皆さんのお手元にお配りしました一枚紙、この資料の表一というところを見ていただけますとよく分かると思います。大分大学の准教授川田菜穂子先生の著書からいただいたものですけれども、海外の若者世帯、二十五歳から三十四歳の公的住宅手当の受給率について、イギリス、フランス、スウェーデン、フィンランドは住宅手当の受給率が高くなっている。特に、フランスとフィンランドでは若者世帯の受給率が全世帯の受給率を上回っており、若者を積極的に支援している様子がうかがえるんです。
続いての表二を御覧ください。同じく大分大学の川田菜穂子先生の著書からの資料です。若者の世帯形成の
状況と出生率を表したものです。先ほど表一でお示しした住宅手当の受給率が高くなっている国は、同じ若者世帯、二十五歳から三十四歳でも独立した世帯を形成、つまり親元から独立できた人の割合は高く、合計出生率も高くなっていると。例えば、イタリア、スペインなど住宅手当の受給率の低い国や、日本などの若者の住宅手当などほぼ存在しない国は独立した世帯を形成できた人の割合は低いと。つまり、親元から独立できない人が多く、合計出生率も低くなっている。若者に対する住宅手当での支援は、若者の世帯形成を促進し、出生率にも大きく影響を与えていることが読み取れると思います。
少子化を
改善する方法として、イギリス、フランス、フィンランド、スウェーデンなど出生率が上がっている国は、住宅手当や住宅政策を充実させ、若年層に子づくりしやすい、家族を形成する気になる
効果的な政策を国が先頭に立って打ち出し、結果を出していると言えるんじゃないでしょうか。

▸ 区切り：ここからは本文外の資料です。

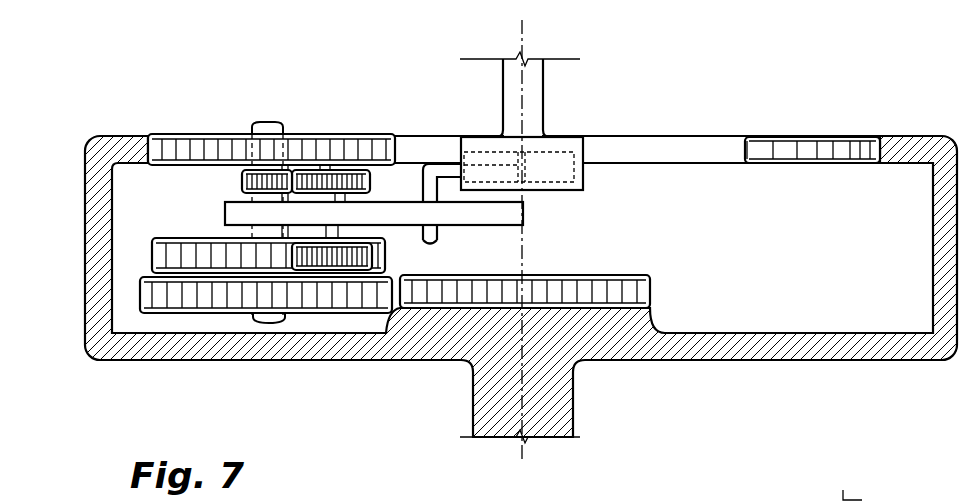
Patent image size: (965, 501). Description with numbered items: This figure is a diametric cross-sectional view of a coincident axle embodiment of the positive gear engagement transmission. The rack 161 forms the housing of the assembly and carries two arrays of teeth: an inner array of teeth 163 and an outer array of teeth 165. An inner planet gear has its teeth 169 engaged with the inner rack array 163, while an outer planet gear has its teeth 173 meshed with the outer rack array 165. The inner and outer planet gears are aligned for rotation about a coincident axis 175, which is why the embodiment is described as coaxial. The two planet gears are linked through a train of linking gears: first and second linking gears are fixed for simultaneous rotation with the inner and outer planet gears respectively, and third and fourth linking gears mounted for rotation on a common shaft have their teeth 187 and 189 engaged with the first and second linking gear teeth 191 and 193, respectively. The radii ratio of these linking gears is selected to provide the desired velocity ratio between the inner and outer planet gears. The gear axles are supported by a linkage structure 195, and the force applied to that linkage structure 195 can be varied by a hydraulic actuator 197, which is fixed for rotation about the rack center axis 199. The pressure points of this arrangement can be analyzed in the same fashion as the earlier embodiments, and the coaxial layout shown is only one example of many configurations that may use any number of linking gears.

The rack 161 is at (740, 347).
The inner array of teeth 163 is at (653, 292).
The outer array of teeth 165 is at (148, 133).
The teeth 169 is at (313, 300).
The teeth 173 is at (403, 133).
The coincident axis 175 is at (862, 499).
The teeth 187 is at (372, 248).
The teeth 189 is at (372, 180).
The first linking gear teeth 191 is at (158, 257).
The second linking gear teeth 193 is at (244, 182).
The linkage structure 195 is at (502, 213).
The hydraulic actuator 197 is at (572, 155).
The rack center axis 199 is at (520, 33).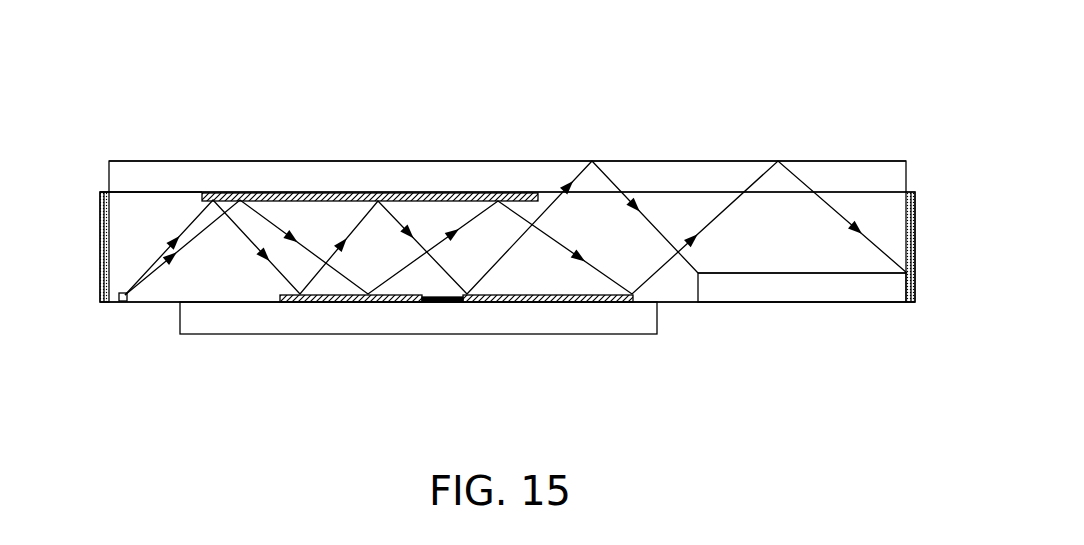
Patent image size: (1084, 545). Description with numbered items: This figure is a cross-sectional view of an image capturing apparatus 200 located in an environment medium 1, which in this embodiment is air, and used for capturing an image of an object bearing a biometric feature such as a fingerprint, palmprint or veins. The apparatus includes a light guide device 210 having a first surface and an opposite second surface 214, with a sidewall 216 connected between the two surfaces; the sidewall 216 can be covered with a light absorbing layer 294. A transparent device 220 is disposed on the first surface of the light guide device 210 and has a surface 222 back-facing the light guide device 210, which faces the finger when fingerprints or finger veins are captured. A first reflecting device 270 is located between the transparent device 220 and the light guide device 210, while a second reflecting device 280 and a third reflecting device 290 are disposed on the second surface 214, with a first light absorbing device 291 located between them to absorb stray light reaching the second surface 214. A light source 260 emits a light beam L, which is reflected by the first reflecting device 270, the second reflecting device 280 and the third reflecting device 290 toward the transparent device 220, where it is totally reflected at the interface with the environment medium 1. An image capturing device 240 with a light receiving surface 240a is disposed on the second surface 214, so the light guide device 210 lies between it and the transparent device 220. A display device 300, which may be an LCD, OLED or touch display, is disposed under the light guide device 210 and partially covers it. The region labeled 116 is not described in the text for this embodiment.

The environment medium 1 is at (849, 67).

少子化対策というのなら、やはり掛け声だけではなく、まずやらなければならないことの一つが若者への住宅手当や住宅政策であることは、世界を見ても明らかではないでしょうか。
二〇一〇年、我が国の国勢
調査報告では、日本の公営住宅は四・二%、公社、URが一・八%。これ、
社会住宅に相当する割合、足してたったの六%だと。しかも、公社、URの物件は、低所得者向けとしての前提では造られていませんもんね。実質、低所得者向けは公営住宅のみだよと。その公営住宅でも若者世帯を受け入れる体制があるとは言えません。
海外で言われる
社会住宅に当たるものの数、我が国では現状で十分なんでしょうか、不十分なんでしょうか。